Ce que nous estimons être de la lenteur est parfois un art de l’action qui a lui aussi son efficacité

Quelle est l’origine des systèmes polychrones et monochrones? La question du temps se conçoit spécifiquement à travers la problématique du langage. En effet, les règles de grammaire commandent nos manières respectives de découper la réalité, expliquent Michel Sauquet et Martin Vielajus. Autrement dit, l’architecture de nos langues influe sur notre manière de raisonner et de percevoir le temps. «En fonction des langues, nous recourons ou non aux conjugaisons des verbes, à l’emploi de formes passées ou de formes futures». Par exemple, la langue française opère une distinction très nette entre le passé, le présent et le futur, et privilégie donc la chronologie. A l’inverse, le mandarin qui ne conjugue pas (les verbes sont invariables et les temps son marqués par l’adjonction, avant ou après le verbe, de particules ou d’auxiliaires) ne donne pas à opposer des temps. Il en résulte une vision du temps cyclique. Dans son ouvrage «Du Temps», le sinologue François Jullien rappelle les contorsions qu’ont dû faire les Chinois pour traduire le mot «temps» lorsqu’ils ont rencontré la pensée européenne au 19ème siècle. En usant de néologismes et en faisant un détour par la langue japonaise, ils ont fini par proposer le mot «entre moments» (shijian).

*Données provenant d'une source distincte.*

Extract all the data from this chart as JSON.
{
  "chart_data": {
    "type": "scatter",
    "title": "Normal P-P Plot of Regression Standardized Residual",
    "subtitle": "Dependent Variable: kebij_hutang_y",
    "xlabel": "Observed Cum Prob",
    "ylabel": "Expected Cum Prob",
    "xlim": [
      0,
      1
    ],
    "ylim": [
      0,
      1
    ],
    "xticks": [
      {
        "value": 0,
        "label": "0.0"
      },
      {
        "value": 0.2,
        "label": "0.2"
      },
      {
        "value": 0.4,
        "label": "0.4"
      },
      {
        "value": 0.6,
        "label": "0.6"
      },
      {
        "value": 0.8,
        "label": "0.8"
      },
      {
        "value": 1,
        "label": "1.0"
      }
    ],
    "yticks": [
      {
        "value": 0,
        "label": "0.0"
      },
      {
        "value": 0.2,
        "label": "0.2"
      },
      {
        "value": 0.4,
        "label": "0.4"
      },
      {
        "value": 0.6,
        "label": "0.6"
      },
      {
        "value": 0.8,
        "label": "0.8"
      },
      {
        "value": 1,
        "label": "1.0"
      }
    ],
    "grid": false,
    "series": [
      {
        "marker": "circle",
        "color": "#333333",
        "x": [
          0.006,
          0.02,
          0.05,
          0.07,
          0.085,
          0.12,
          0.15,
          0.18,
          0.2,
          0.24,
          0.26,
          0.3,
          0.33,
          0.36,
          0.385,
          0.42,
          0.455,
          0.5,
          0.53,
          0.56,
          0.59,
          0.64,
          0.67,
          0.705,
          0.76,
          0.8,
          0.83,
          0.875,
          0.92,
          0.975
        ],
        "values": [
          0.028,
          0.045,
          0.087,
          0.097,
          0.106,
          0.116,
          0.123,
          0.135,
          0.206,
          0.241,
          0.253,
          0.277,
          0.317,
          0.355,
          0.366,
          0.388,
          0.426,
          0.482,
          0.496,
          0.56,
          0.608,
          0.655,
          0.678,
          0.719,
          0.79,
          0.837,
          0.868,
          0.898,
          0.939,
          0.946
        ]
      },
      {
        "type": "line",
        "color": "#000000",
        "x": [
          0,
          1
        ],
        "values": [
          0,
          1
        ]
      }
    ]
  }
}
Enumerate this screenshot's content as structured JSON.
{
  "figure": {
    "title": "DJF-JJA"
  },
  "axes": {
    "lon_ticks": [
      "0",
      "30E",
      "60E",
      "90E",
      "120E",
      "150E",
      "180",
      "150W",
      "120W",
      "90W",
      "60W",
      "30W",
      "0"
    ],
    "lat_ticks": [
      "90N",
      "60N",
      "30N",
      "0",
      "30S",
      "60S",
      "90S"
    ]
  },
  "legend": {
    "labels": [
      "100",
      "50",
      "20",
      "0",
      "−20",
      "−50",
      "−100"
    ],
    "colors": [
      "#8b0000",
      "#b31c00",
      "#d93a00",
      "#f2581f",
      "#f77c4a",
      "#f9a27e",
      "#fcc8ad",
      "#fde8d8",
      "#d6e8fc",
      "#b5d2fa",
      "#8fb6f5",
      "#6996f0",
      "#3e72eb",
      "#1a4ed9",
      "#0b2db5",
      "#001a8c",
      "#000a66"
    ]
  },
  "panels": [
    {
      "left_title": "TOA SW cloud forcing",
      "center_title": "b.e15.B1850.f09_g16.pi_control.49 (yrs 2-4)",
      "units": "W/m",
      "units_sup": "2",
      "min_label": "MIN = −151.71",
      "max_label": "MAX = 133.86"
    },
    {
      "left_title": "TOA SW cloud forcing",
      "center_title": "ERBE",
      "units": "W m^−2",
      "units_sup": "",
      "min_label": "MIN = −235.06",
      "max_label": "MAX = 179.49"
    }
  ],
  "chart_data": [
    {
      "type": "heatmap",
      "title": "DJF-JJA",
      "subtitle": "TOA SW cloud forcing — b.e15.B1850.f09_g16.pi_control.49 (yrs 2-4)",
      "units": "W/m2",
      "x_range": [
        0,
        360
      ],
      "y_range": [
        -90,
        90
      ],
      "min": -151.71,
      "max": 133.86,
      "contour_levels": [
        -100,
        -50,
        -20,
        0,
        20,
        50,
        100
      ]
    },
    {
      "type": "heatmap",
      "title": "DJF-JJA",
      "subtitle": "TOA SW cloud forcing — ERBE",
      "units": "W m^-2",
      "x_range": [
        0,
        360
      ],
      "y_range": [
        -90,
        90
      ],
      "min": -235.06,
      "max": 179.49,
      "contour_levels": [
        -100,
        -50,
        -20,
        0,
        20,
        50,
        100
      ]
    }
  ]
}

Chaque système a sa logique

Un système est-il meilleur qu’un autre? Pour Edward T. Hall, chaque système a sa logique et sa vertu. Ainsi, si l’approche séquentielle semble plus «maîtrisable» dans un environnement lui-même stable, elle peut être génératrice de tensions, les structures temporelles n’étant pas inhérentes aux rythmes biologiques des êtres humains ou à leurs impulsions créatrices.

Reste que l’opposition des systèmes monochrones et polychrones dans un même espace de travail ou de négociation pose de sérieux problèmes aux parties en présence. L’heure convenue pour une réunion mais aussi le délai de mise sur le marché et le temps de production et de livraison d’un produit peuvent être approximatif ou précis selon les individus et leur culture. Pour travailler en bonne intelligence, gardons-nous de produire des jugements moraux qui ne tiennent pas compte de l’environnement humain et culturel des personnes. «Ce que nous estimons être chez l’autre de la lenteur ou un manque d’investissement professionnel est parfois un art de l’action qui a lui aussi son efficacité», rappellent Michel Sauquet et Martin Vielajus. Même une horloge cassée a raison deux fois par jour.